SIPTU representatives have called on the government to reconsider its opposition to a bill which, if enacted, would provide migrant workers with “increased rights, including language training and improved sick leave provision”.
The Employment Permits (Miscellaneous Provisions) Bill 2021 was proposed by Solidarity-People Before Profit for its second reading in the Dáil last week.
SIPTU Manufacturing Division organiser, Greg Ennis, said: “The government has failed to introduce adequate statutory occupational sick pay provision, as recommended in the final report of the Oireachtas Special Committee on Covid-19 Response in October 2020.
“It also made clear that it would be opposing the Employment Permits [Miscellaneous Provisions] Bill 2021.
“This bill, if enacted, would provide for mandatory language training, 70% of salary for four weeks if a worker is forced to take sick leave and six months if they suffer an occupational injury, along with several other necessary improvements in the rights of migrant workers.
“SIPTU members view this bill as a significant step in the right direction to protect migrant workers and our essential food supply as we learn to co-exist with Covid-19.
“It is now time for all TDs who ‘talk the talk’ about the essential work of food processing workers to ‘walk the walk’ and act positively to support this bill.”
‘A worker is a worker’
He added: “The existing work permit system is strongly tilted in favour of employers and this has led to the gross exploitation of migrant workers over many years in Ireland.
“It has resulted in many living in cramped, ill-equipped and unsafe living conditions. While working, many must also endure poor health and safety provision, shameful terms and conditions of employment and increased risks of Covid-19 infection. In addition, for many, sick pay and pension provision is non-existent.

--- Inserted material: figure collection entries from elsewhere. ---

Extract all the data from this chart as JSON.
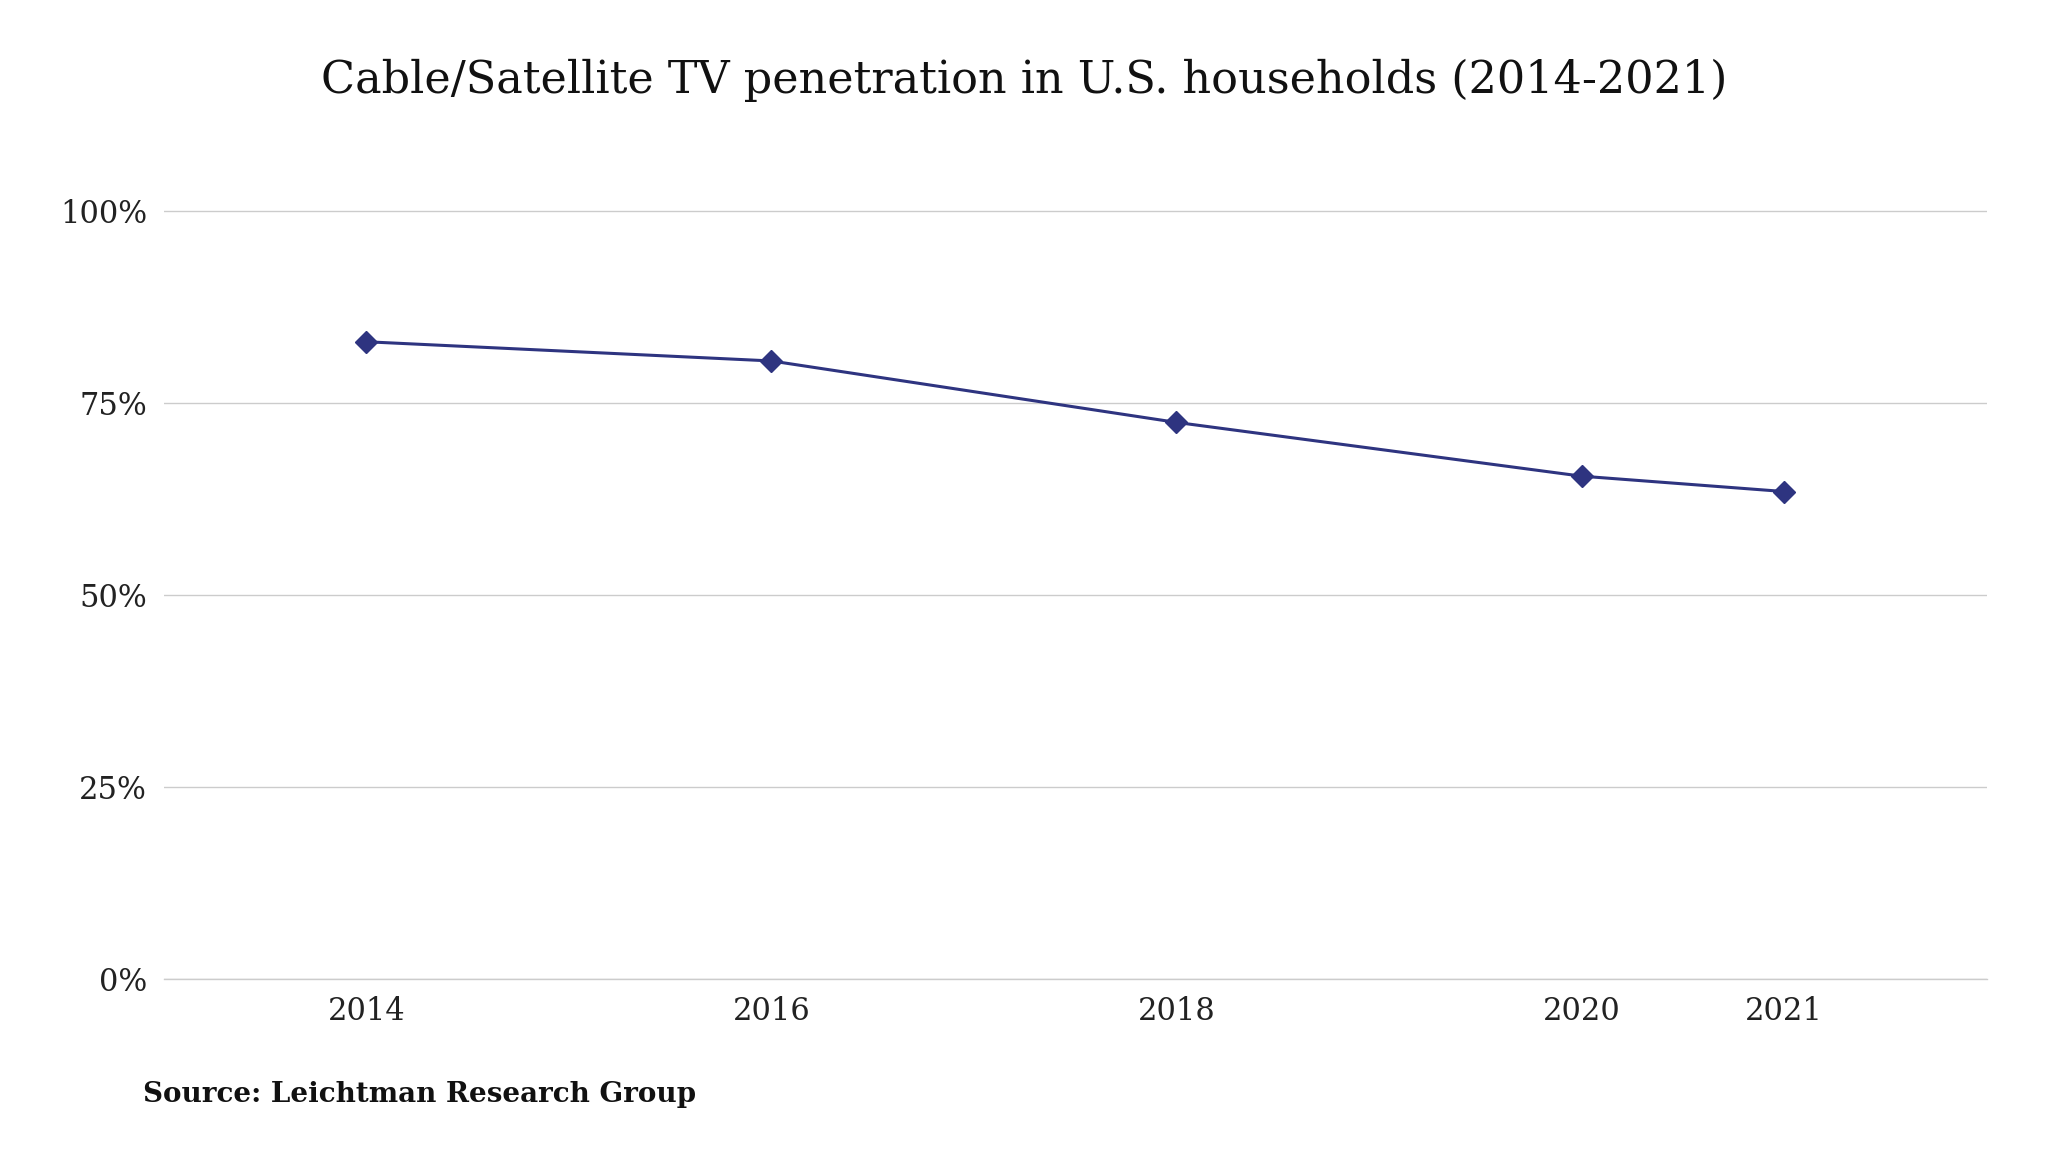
{
  "title": "Cable/Satellite TV penetration in U.S. households (2014-2021)",
  "x_values": [
    2014,
    2016,
    2018,
    2020,
    2021
  ],
  "y_values": [
    0.83,
    0.805,
    0.725,
    0.655,
    0.635
  ],
  "line_color": "#2E3480",
  "marker": "D",
  "marker_size": 11,
  "marker_facecolor": "#2E3480",
  "line_width": 2.2,
  "yticks": [
    0.0,
    0.25,
    0.5,
    0.75,
    1.0
  ],
  "ytick_labels": [
    "0%",
    "25%",
    "50%",
    "75%",
    "100%"
  ],
  "xtick_labels": [
    "2014",
    "2016",
    "2018",
    "2020",
    "2021"
  ],
  "ylim": [
    0,
    1.05
  ],
  "xlim": [
    2013.0,
    2022.0
  ],
  "source_text": "Source: Leichtman Research Group",
  "background_color": "#ffffff",
  "grid_color": "#cccccc",
  "title_fontsize": 32,
  "tick_fontsize": 22,
  "source_fontsize": 20
}
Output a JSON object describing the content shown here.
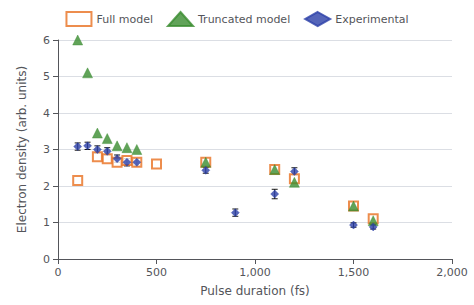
{
  "chart_data": {
    "type": "scatter",
    "xlabel": "Pulse duration (fs)",
    "ylabel": "Electron density (arb. units)",
    "xlim": [
      0,
      2000
    ],
    "ylim": [
      0,
      6
    ],
    "xticks": [
      0,
      500,
      1000,
      1500,
      2000
    ],
    "yticks": [
      0,
      1,
      2,
      3,
      4,
      5,
      6
    ],
    "grid": true,
    "legend": "top",
    "series": [
      {
        "name": "Full model",
        "color": "#e87020",
        "marker": "open_square",
        "x": [
          100,
          200,
          250,
          300,
          350,
          400,
          500,
          750,
          1100,
          1200,
          1500,
          1600
        ],
        "values": [
          2.15,
          2.8,
          2.75,
          2.65,
          2.7,
          2.65,
          2.6,
          2.65,
          2.45,
          2.2,
          1.45,
          1.1
        ]
      },
      {
        "name": "Truncated model",
        "color": "#3a8c2f",
        "marker": "triangle",
        "x": [
          100,
          150,
          200,
          250,
          300,
          350,
          400,
          750,
          1100,
          1200,
          1500,
          1600
        ],
        "values": [
          6.0,
          5.1,
          3.45,
          3.3,
          3.1,
          3.05,
          3.0,
          2.65,
          2.45,
          2.1,
          1.45,
          1.05
        ]
      },
      {
        "name": "Experimental",
        "color": "#2b3fa8",
        "marker": "diamond",
        "x": [
          100,
          150,
          200,
          250,
          300,
          350,
          400,
          750,
          900,
          1100,
          1200,
          1500,
          1600
        ],
        "values": [
          3.08,
          3.1,
          3.0,
          2.95,
          2.75,
          2.65,
          2.65,
          2.43,
          1.27,
          1.78,
          2.4,
          0.93,
          0.88
        ],
        "yerr": [
          0.1,
          0.1,
          0.1,
          0.1,
          0.1,
          0.1,
          0.1,
          0.08,
          0.1,
          0.13,
          0.1,
          0.06,
          0.06
        ]
      }
    ]
  }
}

“A worker is a worker, irrespective of their place of birth; they should be treated with dignity and respect and in a way which recognises the importance of their role in a modern, forward-looking Ireland.”
Representing the government, Minister of State at the Department of Enterprise, Trade and Employment Damien English, said that the government intends to oppose it at the scheduled vote on the bill this week.
Plight of migrant workers
Deputy Richard Boyd Barrett said that this bill is “about trying to learn one of the lessons of the Covid-19 pandemic and protecting a particularly vulnerable group of workers whose plight was highlighted in the midst of the pandemic”.
“The most important provision of this bill is, crucially, to ensure an employer pays for a sick pay scheme for workers on general employment permits so that if they become ill, they will receive 70% of the pay they would have got for four weeks, if it is personal illness or injury, or six months if it is work-related.
“It is obviously important for the health of the workers that they are not forced to go to work while sick out of fear of financial loss or retribution by an employer who might be unhappy if they choose to stay off sick.
“However, as we learned during the pandemic, it was critically important to address the plight of these workers to reduce the level of transmission of Covid-19.
“In other words, if they were treated badly, there was a serious impact on the public health situation in the towns, villages and areas around where those plants were based.”
Food supply chain
The deputy said that of additional importance was the “potential impacts” on the food supply chain of this country.
“If 70% of the people who help process meat and pick fruit and vegetables to stock the shelves in the shops of this country to feed people were vulnerable and could be sick, this could have potentially endangered the food supply chain for the whole country,” he continued.
“Addressing this is also good for workers generally. There is not a proper statutory sick pay scheme for all workers in this country. Many workers in the private sector do not have that and we need that as well.”
He added that the government should support this bill, and that “we owe an ongoing debt to these vulnerable workers for the role they play in producing the food the people of this country need”.
“There is a history of them being mistreated. We have seen starkly that, if they do not have a right to sick pay and protections as employees, it can be very bad not just for them, but for our entire society.
“Considering that the food we eat is one of the most basic things we need to sustain our society, it says something that pretty much everyone along the food chain, whether they are Irish, small farmers, migrant workers or the people who work in the shops, is pretty poorly paid.”